Öte yandan dünyada hızla dev bir gözetleme hizmetine dönüşen telekom şebekelerine alternatif olarak tasarlanan Meshnet uygulamaları da yaygınlaşıyor. Özel mesh ağları internette gözetimi sınırlandırmak, ücretsiz veya ucuz internet hizmeti sağlamak için geliştiriliyor. Gayri merkezi (dağıtık) ağlar üzerinden trafik yönlendirmek için güvenli protokoller sağlayan mesh ağları, merkezi telekom altyapısından bağımsız olan internet ağlarıyla birlikte geliştiriliyor.

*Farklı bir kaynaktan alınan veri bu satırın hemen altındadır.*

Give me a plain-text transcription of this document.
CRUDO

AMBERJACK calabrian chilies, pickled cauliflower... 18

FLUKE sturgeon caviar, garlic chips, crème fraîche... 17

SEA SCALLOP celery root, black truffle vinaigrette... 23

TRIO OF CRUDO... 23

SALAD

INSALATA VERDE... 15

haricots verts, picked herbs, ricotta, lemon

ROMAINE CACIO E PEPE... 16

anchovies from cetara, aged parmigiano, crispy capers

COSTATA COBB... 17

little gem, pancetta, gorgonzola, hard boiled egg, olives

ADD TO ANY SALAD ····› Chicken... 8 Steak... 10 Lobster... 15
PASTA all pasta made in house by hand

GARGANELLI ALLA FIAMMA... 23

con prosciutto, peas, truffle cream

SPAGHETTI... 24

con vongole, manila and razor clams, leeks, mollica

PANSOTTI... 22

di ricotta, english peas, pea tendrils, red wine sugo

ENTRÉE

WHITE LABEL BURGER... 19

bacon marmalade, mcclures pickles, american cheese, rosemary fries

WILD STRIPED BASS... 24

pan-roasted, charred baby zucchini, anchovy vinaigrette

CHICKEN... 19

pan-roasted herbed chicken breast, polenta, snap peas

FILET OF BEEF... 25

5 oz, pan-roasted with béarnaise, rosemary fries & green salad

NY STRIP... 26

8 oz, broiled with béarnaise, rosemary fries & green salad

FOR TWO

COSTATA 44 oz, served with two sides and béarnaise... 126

İlçe ölçeğinde sağlanan intranetin doğrudan internete çıkması olarak nitelendirilen bu sistemler hem gelişmiş ülkelerde hem de Afrika gibi şebeke altyapısının olmadığı yoksul bölgelerde yaygınlaşıyor. Seattle Meshnet ve Guifi.net gibi fiziksel mesh ağları ile hyperboria.net gibi sanal ağlar üzerindeki çalışmalar sürüyor.
Meshnet’in internette teknik takip kaygılarının yaşandığı Türkiye’de alternatif bir iletişim aracı olup olamayacağı konusu, başta Korsan Parti olmak üzere çeşitli gruplar tarafından masaya yatırılıyor. Her halükarda Super Wi-Fi gibi uzun mesafelere kablosuz geniş bant hizmeti sunan teknolojiler ve Kadıköy Belediyesi’nin Altıyol’da sunduğu ücretsiz Wi-Fi hizmeti gibi uygulamalar, bildiğimiz interneti yeniden şekillendiriyor.
3B Printerlar ile özel üretim devri ve tüketicinin kendi verisine sahip olması
3B printerlar bu yıl perakende sektöründe ilk değişikliği başlatıyor. 3B printerlar sayesinde bazı basit eşyaları ya da ürünleri sabah dükkana sipariş verip bastırmak ve aynı akşam eve dönerken almak mümkün oluyor. Bu da özel üretimin seri üretimden ucuza geleceği bir çağ başlatıyor. Bu teknoloji aynı zamanda plastik tabak takımları veya kırık mobilya parçalarının ev tipi printerlarda basılmasına imkan tanıyor ve böylece alışveriş rutinlerinin değişmesine yol açıyor.
Bunun online reklamcılık, internette teknik takip ve Büyük Veri açısından önemli sonuçları bulunuyor. Öncelikle üretimin yerele ve özele kaymaya başlamasıyla birlikte bildiğimiz anlamda marka kavramı da dönüşüm geçirecek. Kişisel markalar ve kişilerin marka olması, kurumsal markaların yerini alacak. Bu bağlamda Google, Facebook ve Twitter da artık kendi verisini kontrol etmek isteyen kullanıcılara gizlilik çözümleri sunan açık kaynak sosyal ağlarla rekabet etmek zorunda kalacak.
Bitcoin gibi dijital para birimleri, kullanıcı bilgisi toplamayan sosyal ağlar ve 3B printer ekonomisi internette iş modellerini değiştiriyor. Teknoloji şirketlerinin yıllardır bir PR taktiği olarak kullandığı “bilgi toplumuna dönüşüm” süreci de farklı bir mana kazanıyor. Bu aslında “Ürüne para ödemiyorsanız ürün sizsiniz” yaklaşımının sorgulandığı bir döneme gireceğimiz anlamına geliyor. Bu cesur yeni dünyaya hazır mıyız?